Mergers and acquisitions involving senior living communities and skilled nursing facilities set a new quarterly record of 183 publicly announced transactions in the second quarter, and when annualized, the sector is on track to set a new yearly record as well.

That’s according to data released this week by LevinPro LTC.

The number of mergers and transactions in the second quarter was 21% higher than the 151 transactions recorded in the first quarter and 49% higher than the 123 deals in the second quarter of 2023.

“A belief that the capital markets environment will not improve substantially anytime soon has convinced many property owners to sell now rather than later,” stated Ben Swett, a senior care analyst and associate editor at Irving Levin Associates.

Assisted living communities accounted for 45% of M&A transactions in the second quarter, followed by skilled nursing facilities, at 35%. Independent living community deals accounted for 11% of the quarter’s total, affordable senior housing communities accounted for 5% of the transactions, and continuing care retirement / life plan communities and active adult community deals accounted for 3% and 1%, respectively.

“Interest in skilled nursing facilities remains strong among investors, and valuations are still above pre-pandemic averages,” Swett said. “Following the Supreme Court’s recent decision overruling the Chevron doctrine, the future of a [nursing home] minimum staffing mandate looks bleak, as well, which is another benefit to investors.”

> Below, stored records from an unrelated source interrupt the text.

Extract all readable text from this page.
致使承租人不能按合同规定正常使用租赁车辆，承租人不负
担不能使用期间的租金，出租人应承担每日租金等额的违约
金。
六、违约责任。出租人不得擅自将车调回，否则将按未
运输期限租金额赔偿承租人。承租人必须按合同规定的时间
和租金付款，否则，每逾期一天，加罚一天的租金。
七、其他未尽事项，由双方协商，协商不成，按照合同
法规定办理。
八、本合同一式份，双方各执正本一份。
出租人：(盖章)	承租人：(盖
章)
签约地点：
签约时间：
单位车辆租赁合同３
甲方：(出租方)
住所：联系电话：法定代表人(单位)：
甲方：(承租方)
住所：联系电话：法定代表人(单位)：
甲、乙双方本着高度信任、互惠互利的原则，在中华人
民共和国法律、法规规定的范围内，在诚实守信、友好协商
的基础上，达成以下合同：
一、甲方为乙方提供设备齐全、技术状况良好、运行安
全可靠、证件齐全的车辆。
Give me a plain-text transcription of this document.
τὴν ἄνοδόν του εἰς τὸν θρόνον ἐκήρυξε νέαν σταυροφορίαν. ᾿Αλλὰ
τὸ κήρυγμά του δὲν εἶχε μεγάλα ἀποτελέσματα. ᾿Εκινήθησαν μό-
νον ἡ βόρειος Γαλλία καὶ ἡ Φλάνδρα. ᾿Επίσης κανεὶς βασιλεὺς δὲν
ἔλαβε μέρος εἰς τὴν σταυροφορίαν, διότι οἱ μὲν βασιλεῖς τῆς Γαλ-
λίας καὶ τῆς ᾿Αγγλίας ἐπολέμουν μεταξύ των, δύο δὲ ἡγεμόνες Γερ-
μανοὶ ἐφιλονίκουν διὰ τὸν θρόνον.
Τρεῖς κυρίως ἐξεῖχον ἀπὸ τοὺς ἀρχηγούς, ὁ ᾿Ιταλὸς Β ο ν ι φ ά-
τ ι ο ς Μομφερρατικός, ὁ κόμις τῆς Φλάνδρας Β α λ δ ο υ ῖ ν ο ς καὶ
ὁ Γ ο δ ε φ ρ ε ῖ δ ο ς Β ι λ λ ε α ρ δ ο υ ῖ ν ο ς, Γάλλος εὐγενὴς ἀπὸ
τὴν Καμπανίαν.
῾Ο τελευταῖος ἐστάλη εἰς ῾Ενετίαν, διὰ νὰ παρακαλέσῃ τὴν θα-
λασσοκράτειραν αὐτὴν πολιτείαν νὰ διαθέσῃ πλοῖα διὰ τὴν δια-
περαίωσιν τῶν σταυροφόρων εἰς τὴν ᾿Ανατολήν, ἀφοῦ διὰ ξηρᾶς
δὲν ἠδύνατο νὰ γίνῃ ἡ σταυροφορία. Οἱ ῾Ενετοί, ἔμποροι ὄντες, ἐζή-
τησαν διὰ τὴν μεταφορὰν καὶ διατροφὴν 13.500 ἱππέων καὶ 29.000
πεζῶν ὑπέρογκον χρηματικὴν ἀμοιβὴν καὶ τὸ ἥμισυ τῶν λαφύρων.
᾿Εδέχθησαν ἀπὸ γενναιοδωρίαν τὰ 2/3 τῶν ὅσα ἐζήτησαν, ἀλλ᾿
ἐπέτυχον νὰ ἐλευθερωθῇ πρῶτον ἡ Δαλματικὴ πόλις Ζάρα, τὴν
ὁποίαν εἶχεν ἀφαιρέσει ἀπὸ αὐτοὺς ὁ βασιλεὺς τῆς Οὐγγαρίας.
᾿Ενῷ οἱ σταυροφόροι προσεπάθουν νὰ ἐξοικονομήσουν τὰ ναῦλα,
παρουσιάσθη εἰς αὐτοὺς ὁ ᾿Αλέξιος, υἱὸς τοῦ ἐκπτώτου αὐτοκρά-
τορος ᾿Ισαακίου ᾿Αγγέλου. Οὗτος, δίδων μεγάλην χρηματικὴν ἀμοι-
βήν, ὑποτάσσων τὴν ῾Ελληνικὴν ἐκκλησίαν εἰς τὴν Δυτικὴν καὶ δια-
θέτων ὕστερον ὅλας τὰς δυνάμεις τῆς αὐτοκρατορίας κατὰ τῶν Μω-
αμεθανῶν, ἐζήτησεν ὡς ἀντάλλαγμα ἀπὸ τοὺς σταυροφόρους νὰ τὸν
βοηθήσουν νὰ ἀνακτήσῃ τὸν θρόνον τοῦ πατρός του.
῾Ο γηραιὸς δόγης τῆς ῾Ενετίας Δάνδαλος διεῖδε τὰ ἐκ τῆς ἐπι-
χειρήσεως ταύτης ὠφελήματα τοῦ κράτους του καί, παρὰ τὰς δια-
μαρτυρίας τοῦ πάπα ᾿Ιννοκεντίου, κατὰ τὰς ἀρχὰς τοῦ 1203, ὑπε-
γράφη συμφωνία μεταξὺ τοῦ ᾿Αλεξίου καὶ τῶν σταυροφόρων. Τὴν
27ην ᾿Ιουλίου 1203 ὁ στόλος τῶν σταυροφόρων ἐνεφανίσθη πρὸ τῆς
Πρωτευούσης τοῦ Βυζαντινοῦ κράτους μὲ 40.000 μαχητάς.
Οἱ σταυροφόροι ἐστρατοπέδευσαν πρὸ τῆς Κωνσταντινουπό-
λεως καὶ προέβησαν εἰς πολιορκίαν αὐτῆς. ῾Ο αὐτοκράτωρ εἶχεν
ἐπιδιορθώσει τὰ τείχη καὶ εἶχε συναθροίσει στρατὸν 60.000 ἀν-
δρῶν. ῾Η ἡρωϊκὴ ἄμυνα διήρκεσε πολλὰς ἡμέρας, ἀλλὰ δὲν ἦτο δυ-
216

Levin noted separately that private equity investment has continued to play a “substantial role” in the healthcare M&A market. The second quarter saw 12 PE-backed home health and hospice transactions, four rehabilitation acquisitions, 10 medical device-related deals and three pharmaceutical transactions.

“It’s clear industry headwinds and regulatory pressures are forcing private investors to slow down M&A activity,” said Dylan Sammut, editor of healthcare at LevinPro HC, which published the data. “But even so, private equity remains a dominant force in the healthcare investment space. When market conditions improve, we expect a flurry of activity in the future.”